Snijders’ exact role in the British-Dutch contacts remains unclear. Did the staff intentionally undermine the government’s neutrality? Snijders categorically denied that any of his military preparations were a violation of the neutrality policy. The commander-in-chief had had no intention to prepare cooperation with the allies in Britain as he formally told the minister of war during the summer of 1918. This could only be a topic of discussion after war with Germany had been declared. But on the other hand, the contacts do correspond with Snijders’ ideas about the role of the Dutch military, which can be traced back to before 1914. Similar contacts with German military planners are not known.
Both the government and the General Staff remained fervent believers in upholding neutrality, but they differed in their methods.

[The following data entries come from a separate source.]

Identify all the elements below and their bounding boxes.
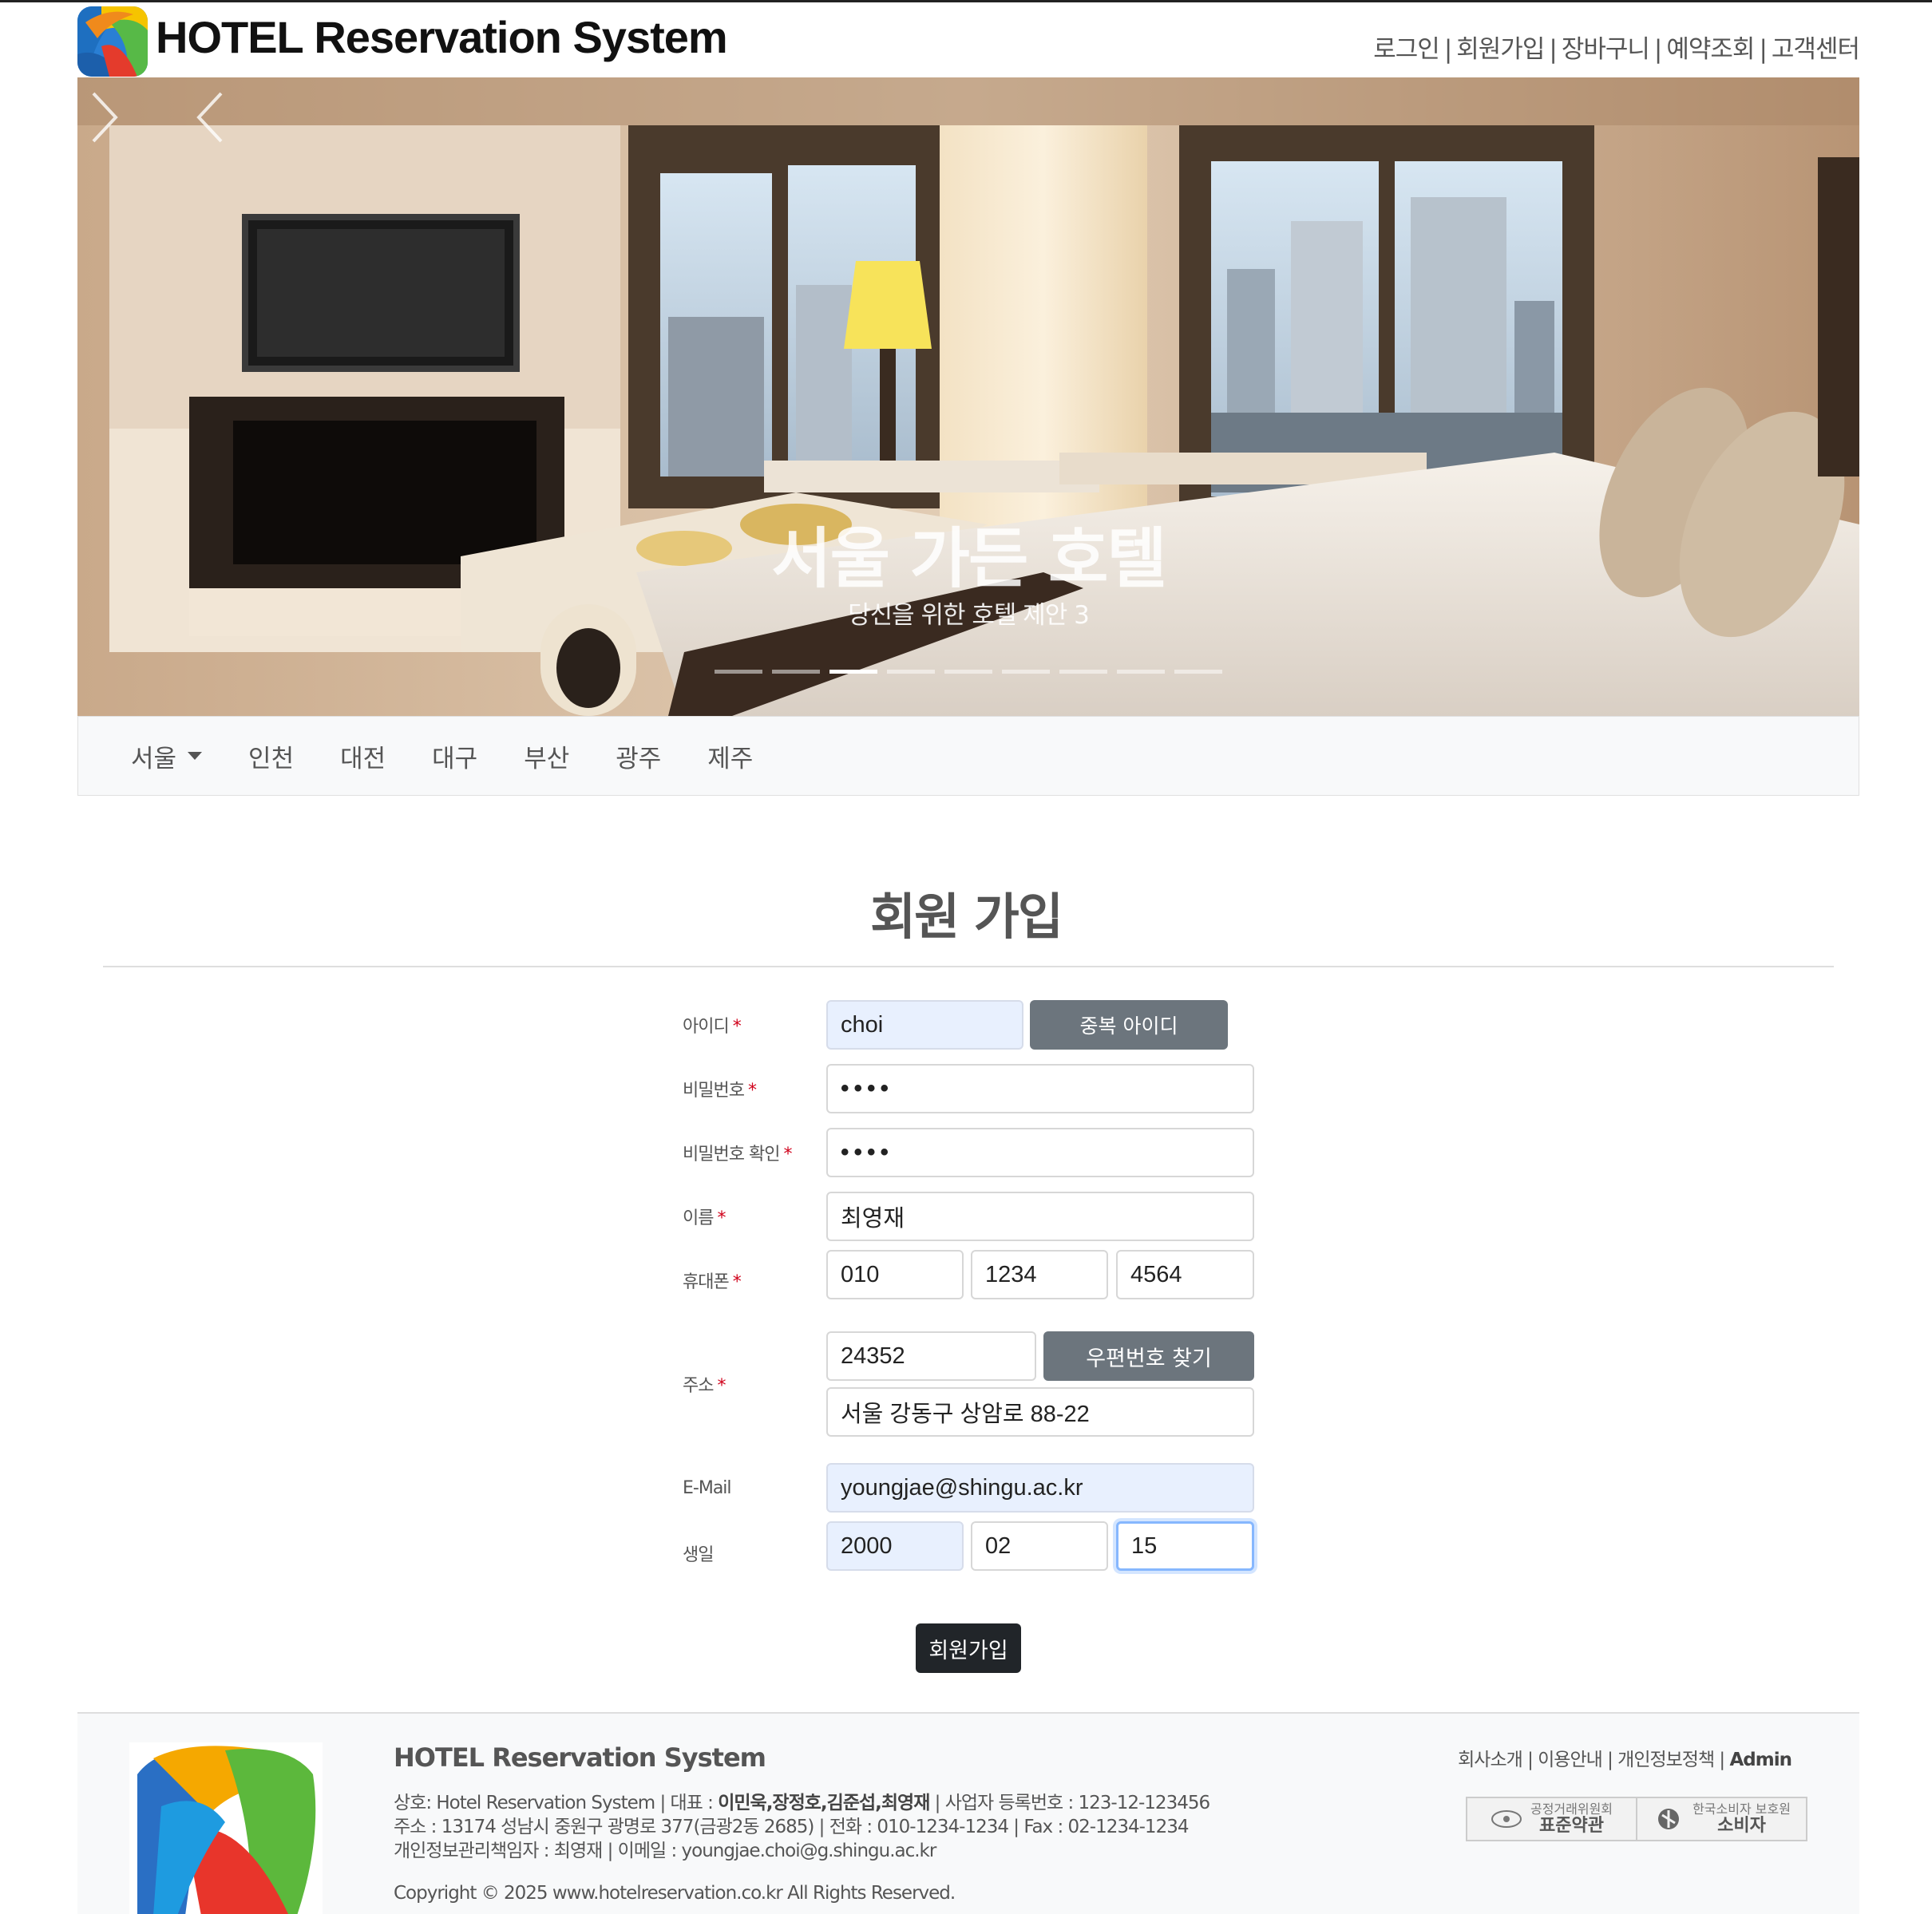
city-gwangju[interactable]: 광주 xyxy=(616,738,661,774)
birth-day-input[interactable]: 15 xyxy=(1116,1521,1254,1571)
certification-badges: 공정거래위원회 표준약관 한국소비자 보호원 소비자 xyxy=(1466,1797,1807,1841)
fair-trade-badge: 공정거래위원회 표준약관 xyxy=(1467,1798,1636,1840)
carousel-indicator[interactable] xyxy=(772,670,820,674)
footer-admin-link[interactable]: Admin xyxy=(1730,1750,1792,1770)
required-mark: * xyxy=(747,1081,757,1101)
hero-title: 서울 가든 호텔 xyxy=(771,521,1167,597)
email-input[interactable]: youngjae@shingu.ac.kr xyxy=(826,1463,1254,1513)
footer-logo xyxy=(129,1742,323,1914)
city-label: 서울 xyxy=(131,744,177,773)
city-nav: 서울 인천 대전 대구 부산 광주 제주 xyxy=(77,716,1859,796)
carousel-indicator[interactable] xyxy=(1059,670,1107,674)
id-label: 아이디 * xyxy=(683,1017,742,1037)
phone-middle-input[interactable]: 1234 xyxy=(971,1250,1108,1299)
site-header: HOTEL Reservation System 로그인 | 회원가입 | 장바구니 | 예… xyxy=(77,3,1860,77)
page-title: 회원 가입 xyxy=(870,888,1063,946)
hero-subtitle: 당신을 위한 호텔 제안 3 xyxy=(848,601,1090,630)
check-duplicate-id-button[interactable]: 중복 아이디 xyxy=(1030,1000,1228,1050)
footer-privacy-link[interactable]: 개인정보정책 xyxy=(1617,1750,1715,1770)
nav-separator: | xyxy=(1443,35,1453,64)
carousel-indicator[interactable] xyxy=(1117,670,1165,674)
top-border xyxy=(0,0,1932,2)
top-nav: 로그인 | 회원가입 | 장바구니 | 예약조회 | 고객센터 xyxy=(1373,29,1860,65)
password-confirm-label: 비밀번호 확인 * xyxy=(683,1145,792,1165)
city-busan[interactable]: 부산 xyxy=(524,738,569,774)
hero-carousel: 서울 가든 호텔 당신을 위한 호텔 제안 3 xyxy=(77,77,1859,716)
consumer-agency-badge: 한국소비자 보호원 소비자 xyxy=(1636,1798,1806,1840)
name-label: 이름 * xyxy=(683,1208,726,1228)
consumer-agency-emblem-icon xyxy=(1658,1809,1680,1829)
site-logo[interactable] xyxy=(77,6,148,77)
nav-separator: | xyxy=(1653,35,1663,64)
footer-brand: HOTEL Reservation System xyxy=(394,1742,766,1773)
city-jeju[interactable]: 제주 xyxy=(707,738,753,774)
birth-year-input[interactable]: 2000 xyxy=(826,1521,964,1571)
city-daegu[interactable]: 대구 xyxy=(432,738,477,774)
footer-links: 회사소개 | 이용안내 | 개인정보정책 | Admin xyxy=(1458,1750,1792,1770)
zipcode-input[interactable]: 24352 xyxy=(826,1331,1036,1381)
carousel-indicator[interactable] xyxy=(887,670,935,674)
phone-last-input[interactable]: 4564 xyxy=(1116,1250,1254,1299)
signup-submit-button[interactable]: 회원가입 xyxy=(916,1623,1021,1673)
nav-customer-center-link[interactable]: 고객센터 xyxy=(1772,35,1860,64)
city-seoul-dropdown[interactable]: 서울 xyxy=(131,738,203,774)
caret-down-icon xyxy=(188,752,203,760)
required-mark: * xyxy=(717,1208,726,1228)
footer-privacy-officer: 개인정보관리책임자 : 최영재 | 이메일 : youngjae.choi@g.… xyxy=(394,1841,936,1861)
phone-label: 휴대폰 * xyxy=(683,1272,742,1292)
password-label: 비밀번호 * xyxy=(683,1081,757,1101)
carousel-next-icon[interactable] xyxy=(77,77,125,157)
carousel-indicator[interactable] xyxy=(1002,670,1050,674)
city-incheon[interactable]: 인천 xyxy=(248,738,294,774)
carousel-indicators xyxy=(77,670,1859,674)
required-mark: * xyxy=(732,1272,742,1292)
footer-guide-link[interactable]: 이용안내 xyxy=(1538,1750,1603,1770)
name-input[interactable]: 최영재 xyxy=(826,1192,1254,1241)
site-footer: HOTEL Reservation System 상호: Hotel Reser… xyxy=(77,1712,1859,1914)
footer-company-info: 상호: Hotel Reservation System | 대표 : 이민욱,… xyxy=(394,1793,1210,1813)
divider xyxy=(103,966,1834,967)
carousel-indicator-active[interactable] xyxy=(829,670,877,674)
nav-separator: | xyxy=(1549,35,1558,64)
fair-trade-emblem-icon xyxy=(1491,1810,1522,1828)
footer-copyright: Copyright © 2025 www.hotelreservation.co… xyxy=(394,1883,956,1904)
required-mark: * xyxy=(783,1145,792,1165)
footer-address: 주소 : 13174 성남시 중원구 광명로 377(금광2동 2685) | … xyxy=(394,1817,1189,1837)
nav-separator: | xyxy=(1759,35,1768,64)
carousel-prev-icon[interactable] xyxy=(189,77,237,157)
carousel-indicator[interactable] xyxy=(1174,670,1222,674)
brand-title: HOTEL Reservation System xyxy=(156,12,728,62)
required-mark: * xyxy=(717,1376,726,1396)
find-zipcode-button[interactable]: 우편번호 찾기 xyxy=(1043,1331,1254,1381)
city-daejeon[interactable]: 대전 xyxy=(340,738,386,774)
footer-about-link[interactable]: 회사소개 xyxy=(1458,1750,1523,1770)
password-input[interactable]: •••• xyxy=(826,1064,1254,1113)
email-label: E-Mail xyxy=(683,1478,732,1498)
birthday-label: 생일 xyxy=(683,1545,714,1565)
carousel-indicator[interactable] xyxy=(944,670,992,674)
nav-login-link[interactable]: 로그인 xyxy=(1373,35,1440,64)
address-label: 주소 * xyxy=(683,1376,726,1396)
carousel-indicator[interactable] xyxy=(715,670,762,674)
birth-month-input[interactable]: 02 xyxy=(971,1521,1108,1571)
address-input[interactable]: 서울 강동구 상암로 88-22 xyxy=(826,1387,1254,1437)
nav-reservation-lookup-link[interactable]: 예약조회 xyxy=(1666,35,1755,64)
password-confirm-input[interactable]: •••• xyxy=(826,1128,1254,1177)
nav-cart-link[interactable]: 장바구니 xyxy=(1562,35,1650,64)
required-mark: * xyxy=(732,1017,742,1037)
nav-signup-link[interactable]: 회원가입 xyxy=(1456,35,1545,64)
id-input[interactable]: choi xyxy=(826,1000,1023,1050)
phone-prefix-input[interactable]: 010 xyxy=(826,1250,964,1299)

The governmental approach was very legalistic, with faith in international law, while the General Staff approached the issue more pragmatically, emphasising over and over again that the military had to prepare specific defensive measures against well-defined threats, or the country was doomed. Therefore, the Dutch military had many and very extensive informal contacts with belligerent military authorities, in all probability without the government’s knowledge. This underlines both the complexity of Dutch neutrality and the independence of the General Staff and illustrates clearly how military logic and legal reasoning, the two pillars of Dutch neutrality, in fact did not align.